The socialists put the blame for the rise of nationalist populism on “neoliberals” whose economic orthodoxy gripped the world when many people thought history was ending. It was these unabashed capitalists who led the world to its current shaky state, creating the refugee problem with “wrong political decisions, environmental changes, failing states, destroyed production conditions and human livelihoods, and conflicts”, the Progressive Alliance report said. All that happened because the world was being governed in the interests of big business, which grew at the expense of everyone else: “Of the world’s 100 biggest ‘economies’, 69 are transnational corporations, Walmart being in 10th place, before Spain, Australia and the Netherlands.”
The Progressive Alliance report is essentially a generalized draft programme for socialist parties everywhere. Schulz is already pushing it in Germany—with unexpected success, born perhaps of a public fatigue with Merkel’s 11-year rule. Schulz’s message is about increasing worker protections and reversing a 14-year-old labour market reform, widely credited with giving Germany an economic advantage over France with its less flexible labour rules.
An unabashed internationalist, Schulz is against tightening border protections. If Merkel’s decision to open Germany to asylum seekers were indeed her biggest problem, Schulz should fare worse than her—and yet, as the SPD draws even with Merkel’s Christian Democrats or even overtakes them, the far-right Alternative for Germany party keeps losing support.
The problem with the model offered by the Progressive Alliance ideologists is that even though it appears to work in Germany, where the far right never had much of a chance, it may be far less attractive elsewhere. The far right in the Netherlands and France talks about taxing the rich and protecting the working man, but also about securing the borders and prioritizing local, not global problems. It’ll be hard to sell them a plan that reduces migration by forcing multinationals to pay better wages overseas. The progressives struggle to offer simple solutions without compromising their internationalist principles, and that is, as ever, their weak point.
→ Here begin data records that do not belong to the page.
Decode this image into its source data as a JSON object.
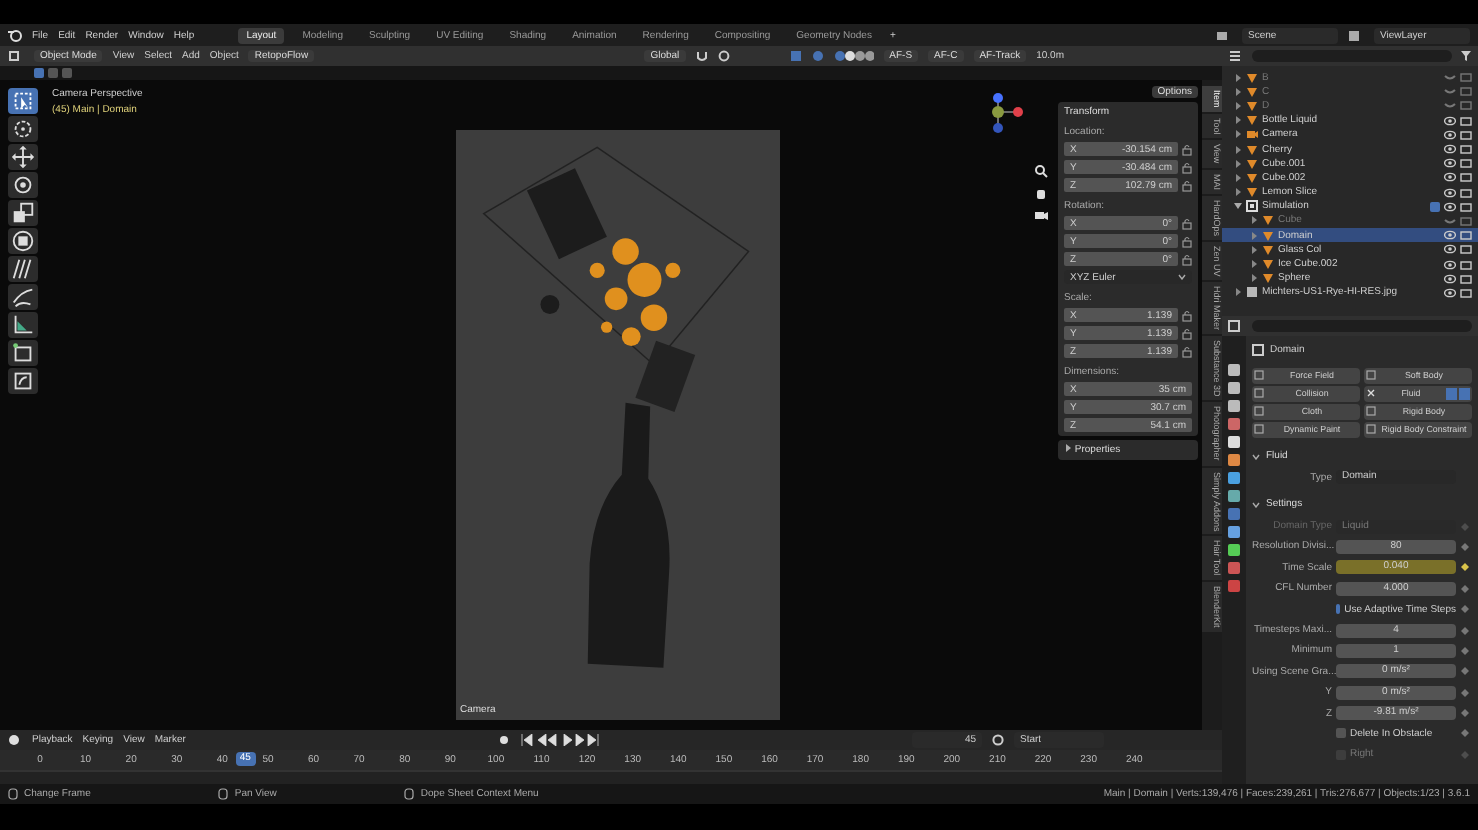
{
  "menu_bar": {
    "menus": [
      "File",
      "Edit",
      "Render",
      "Window",
      "Help"
    ],
    "workspace_tabs": [
      {
        "label": "Layout",
        "selected": true
      },
      {
        "label": "Modeling",
        "selected": false
      },
      {
        "label": "Sculpting",
        "selected": false
      },
      {
        "label": "UV Editing",
        "selected": false
      },
      {
        "label": "Shading",
        "selected": false
      },
      {
        "label": "Animation",
        "selected": false
      },
      {
        "label": "Rendering",
        "selected": false
      },
      {
        "label": "Compositing",
        "selected": false
      },
      {
        "label": "Geometry Nodes",
        "selected": false
      }
    ],
    "add_tab": "+",
    "scene": "Scene",
    "view_layer": "ViewLayer"
  },
  "viewport_header": {
    "mode": "Object Mode",
    "menus": [
      "View",
      "Select",
      "Add",
      "Object"
    ],
    "addon_menu": "RetopoFlow",
    "orientation": "Global",
    "af_buttons": [
      "AF-S",
      "AF-C",
      "AF-Track"
    ],
    "focus_distance": "10.0m",
    "options": "Options"
  },
  "toolbar": [
    {
      "kind": "select",
      "selected": true
    },
    {
      "kind": "cursor",
      "selected": false
    },
    {
      "kind": "move",
      "selected": false
    },
    {
      "kind": "rotate",
      "selected": false
    },
    {
      "kind": "scale",
      "selected": false
    },
    {
      "kind": "transform",
      "selected": false
    },
    {
      "kind": "annotate",
      "selected": false
    },
    {
      "kind": "draw",
      "selected": false
    },
    {
      "kind": "measure",
      "selected": false
    },
    {
      "kind": "add_cube",
      "selected": false
    },
    {
      "kind": "extra",
      "selected": false
    }
  ],
  "viewport": {
    "view_name": "Camera Perspective",
    "context": "(45) Main | Domain",
    "camera_label": "Camera"
  },
  "transform_panel": {
    "title": "Transform",
    "groups": [
      {
        "label": "Location:",
        "lockable": true,
        "fields": [
          {
            "axis": "X",
            "value": "-30.154 cm"
          },
          {
            "axis": "Y",
            "value": "-30.484 cm"
          },
          {
            "axis": "Z",
            "value": "102.79 cm"
          }
        ]
      },
      {
        "label": "Rotation:",
        "lockable": true,
        "fields": [
          {
            "axis": "X",
            "value": "0°"
          },
          {
            "axis": "Y",
            "value": "0°"
          },
          {
            "axis": "Z",
            "value": "0°"
          }
        ],
        "mode": "XYZ Euler"
      },
      {
        "label": "Scale:",
        "lockable": true,
        "fields": [
          {
            "axis": "X",
            "value": "1.139"
          },
          {
            "axis": "Y",
            "value": "1.139"
          },
          {
            "axis": "Z",
            "value": "1.139"
          }
        ]
      },
      {
        "label": "Dimensions:",
        "lockable": false,
        "fields": [
          {
            "axis": "X",
            "value": "35 cm"
          },
          {
            "axis": "Y",
            "value": "30.7 cm"
          },
          {
            "axis": "Z",
            "value": "54.1 cm"
          }
        ]
      }
    ],
    "properties_section": "Properties"
  },
  "sidebar_tabs": [
    {
      "label": "Item",
      "selected": true
    },
    {
      "label": "Tool",
      "selected": false
    },
    {
      "label": "View",
      "selected": false
    },
    {
      "label": "MAI",
      "selected": false
    },
    {
      "label": "HardOps",
      "selected": false
    },
    {
      "label": "Zen UV",
      "selected": false
    },
    {
      "label": "Hdri Maker",
      "selected": false
    },
    {
      "label": "Substance 3D",
      "selected": false
    },
    {
      "label": "Photographer",
      "selected": false
    },
    {
      "label": "Simply Addons",
      "selected": false
    },
    {
      "label": "Hair Tool",
      "selected": false
    },
    {
      "label": "BlenderKit",
      "selected": false
    }
  ],
  "outliner": {
    "items": [
      {
        "name": "B",
        "kind": "mesh",
        "selected": false,
        "hidden": true
      },
      {
        "name": "C",
        "kind": "mesh",
        "selected": false,
        "hidden": true
      },
      {
        "name": "D",
        "kind": "mesh",
        "selected": false,
        "hidden": true
      },
      {
        "name": "Bottle Liquid",
        "kind": "mesh",
        "selected": false,
        "hidden": false
      },
      {
        "name": "Camera",
        "kind": "camera",
        "selected": false,
        "hidden": false
      },
      {
        "name": "Cherry",
        "kind": "mesh",
        "selected": false,
        "hidden": false
      },
      {
        "name": "Cube.001",
        "kind": "mesh",
        "selected": false,
        "hidden": false
      },
      {
        "name": "Cube.002",
        "kind": "mesh",
        "selected": false,
        "hidden": false
      },
      {
        "name": "Lemon Slice",
        "kind": "mesh",
        "selected": false,
        "hidden": false
      },
      {
        "name": "Simulation",
        "kind": "collection",
        "selected": false,
        "hidden": false,
        "checked": true,
        "children": [
          {
            "name": "Cube",
            "kind": "mesh",
            "selected": false,
            "hidden": true
          },
          {
            "name": "Domain",
            "kind": "mesh",
            "selected": true,
            "hidden": false
          },
          {
            "name": "Glass Col",
            "kind": "mesh",
            "selected": false,
            "hidden": false
          },
          {
            "name": "Ice Cube.002",
            "kind": "mesh",
            "selected": false,
            "hidden": false
          },
          {
            "name": "Sphere",
            "kind": "mesh",
            "selected": false,
            "hidden": false
          }
        ]
      },
      {
        "name": "Michters-US1-Rye-HI-RES.jpg",
        "kind": "image",
        "selected": false,
        "hidden": false
      }
    ]
  },
  "properties": {
    "object_name": "Domain",
    "physics_buttons": [
      {
        "label": "Force Field",
        "enabled": false
      },
      {
        "label": "Soft Body",
        "enabled": false
      },
      {
        "label": "Collision",
        "enabled": false
      },
      {
        "label": "Fluid",
        "enabled": true
      },
      {
        "label": "Cloth",
        "enabled": false
      },
      {
        "label": "Rigid Body",
        "enabled": false
      },
      {
        "label": "Dynamic Paint",
        "enabled": false
      },
      {
        "label": "Rigid Body Constraint",
        "enabled": false
      }
    ],
    "fluid_panel": {
      "title": "Fluid",
      "type_label": "Type",
      "type_value": "Domain",
      "settings_title": "Settings",
      "rows": [
        {
          "kind": "dropdown",
          "label": "Domain Type",
          "value": "Liquid",
          "disabled": true,
          "keyframed": false
        },
        {
          "kind": "number",
          "label": "Resolution Divisi...",
          "value": "80",
          "disabled": false,
          "keyframed": false
        },
        {
          "kind": "number",
          "label": "Time Scale",
          "value": "0.040",
          "disabled": false,
          "keyframed": true
        },
        {
          "kind": "number",
          "label": "CFL Number",
          "value": "4.000",
          "disabled": false,
          "keyframed": false
        },
        {
          "kind": "checkbox",
          "label": "Use Adaptive Time Steps",
          "checked": true,
          "disabled": false,
          "keyframed": false
        },
        {
          "kind": "number",
          "label": "Timesteps Maxi...",
          "value": "4",
          "disabled": false,
          "keyframed": false
        },
        {
          "kind": "number",
          "label": "Minimum",
          "value": "1",
          "disabled": false,
          "keyframed": false
        },
        {
          "kind": "number",
          "label": "Using Scene Gra...",
          "value": "0 m/s²",
          "disabled": false,
          "keyframed": false
        },
        {
          "kind": "number",
          "label": "Y",
          "value": "0 m/s²",
          "disabled": false,
          "keyframed": false
        },
        {
          "kind": "number",
          "label": "Z",
          "value": "-9.81 m/s²",
          "disabled": false,
          "keyframed": false
        },
        {
          "kind": "checkbox",
          "label": "Delete In Obstacle",
          "checked": false,
          "disabled": false,
          "keyframed": false
        },
        {
          "kind": "checkbox",
          "label": "Right",
          "checked": false,
          "disabled": true,
          "keyframed": false
        }
      ]
    }
  },
  "timeline": {
    "menus": [
      "Playback",
      "Keying",
      "View",
      "Marker"
    ],
    "current_frame": "45",
    "start_label": "Start",
    "ticks": [
      "0",
      "10",
      "20",
      "30",
      "40",
      "50",
      "60",
      "70",
      "80",
      "90",
      "100",
      "110",
      "120",
      "130",
      "140",
      "150",
      "160",
      "170",
      "180",
      "190",
      "200",
      "210",
      "220",
      "230",
      "240"
    ],
    "playhead": "45"
  },
  "status_bar": {
    "hints": [
      "Change Frame",
      "Pan View",
      "Dope Sheet Context Menu"
    ],
    "stats": "Main | Domain | Verts:139,476 | Faces:239,261 | Tris:276,677 | Objects:1/23 | 3.6.1"
  }
}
It’s socialism’s old slogan—“Workers of the world, unite!”—without the all-or-nothing revolutionary implications.
In countries with strong populist movements, a less tame version of socialism than the Berlin-minted one is rising.
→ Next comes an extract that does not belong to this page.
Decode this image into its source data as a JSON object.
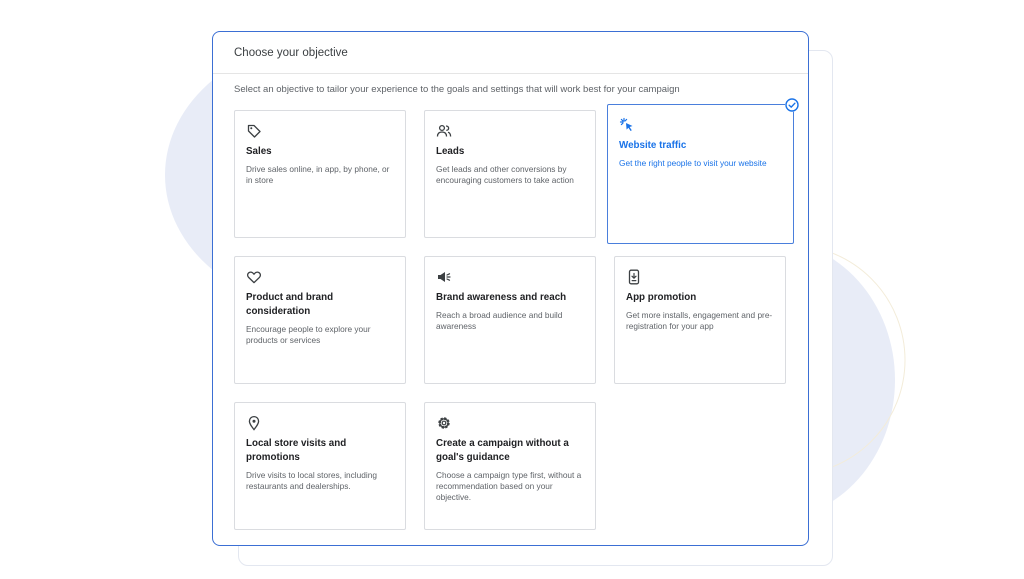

The GreenLeft in the Netherlands, poised to do well in the forthcoming parliamentary election thanks to the dynamic leadership of Jesse Klaver, and the French far left, which led in this election cycle by Benoit Hamon and Jean-Luc Melenchon, feel they need to offer far more ambitious ideas than Schulz does. They are, for example, in favour of a universal income, paid to each citizen to ensure a basic standard of living—an idea that appears exotic to the mainstream. But then, just 100 years ago, an 8-hour workday seemed exotic, too.
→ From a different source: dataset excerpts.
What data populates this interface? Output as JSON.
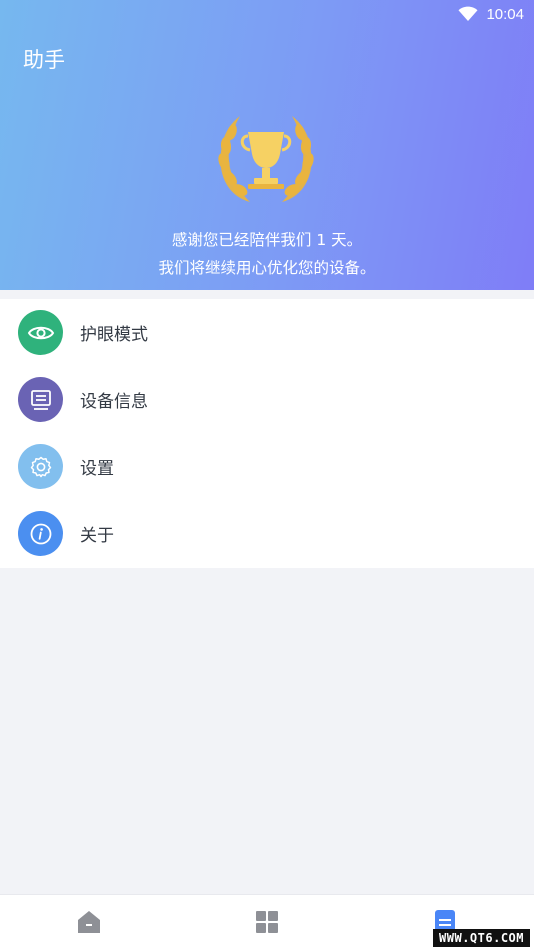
{
  "status_bar": {
    "time": "10:04",
    "wifi_icon": "wifi-icon"
  },
  "header": {
    "title": "助手",
    "trophy_icon": "trophy-laurel-icon",
    "message_line1": "感谢您已经陪伴我们 1 天。",
    "message_line2": "我们将继续用心优化您的设备。"
  },
  "menu": {
    "items": [
      {
        "label": "护眼模式",
        "icon": "eye-icon",
        "color": "#2fb27c"
      },
      {
        "label": "设备信息",
        "icon": "device-info-icon",
        "color": "#6a63b4"
      },
      {
        "label": "设置",
        "icon": "gear-icon",
        "color": "#82bfee"
      },
      {
        "label": "关于",
        "icon": "info-icon",
        "color": "#4b8ff0"
      }
    ]
  },
  "bottom_nav": {
    "items": [
      {
        "icon": "home-icon",
        "active": false
      },
      {
        "icon": "grid-icon",
        "active": false
      },
      {
        "icon": "document-icon",
        "active": true
      }
    ],
    "active_color": "#4a86f7",
    "inactive_color": "#8e9096"
  },
  "watermark": "WWW.QT6.COM"
}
The overhyped populist tidal wave appears headed for electoral defeats throughout Europe this year. If they do lose, heartened centrists may think their decades-old agenda will be enough to stall a populist takeover of democracies. But the far left may actually have a better understanding of what lies ahead: When voters want major change, they want ambitious plans, not more incrementalism. The universal basic income and other examples of big thinking—such as universal healthcare and free college in the US—may become the rallying cry on the left once the battle resumes. Bloomberg
Leonid Bershidsky is a Bloomberg View columnist.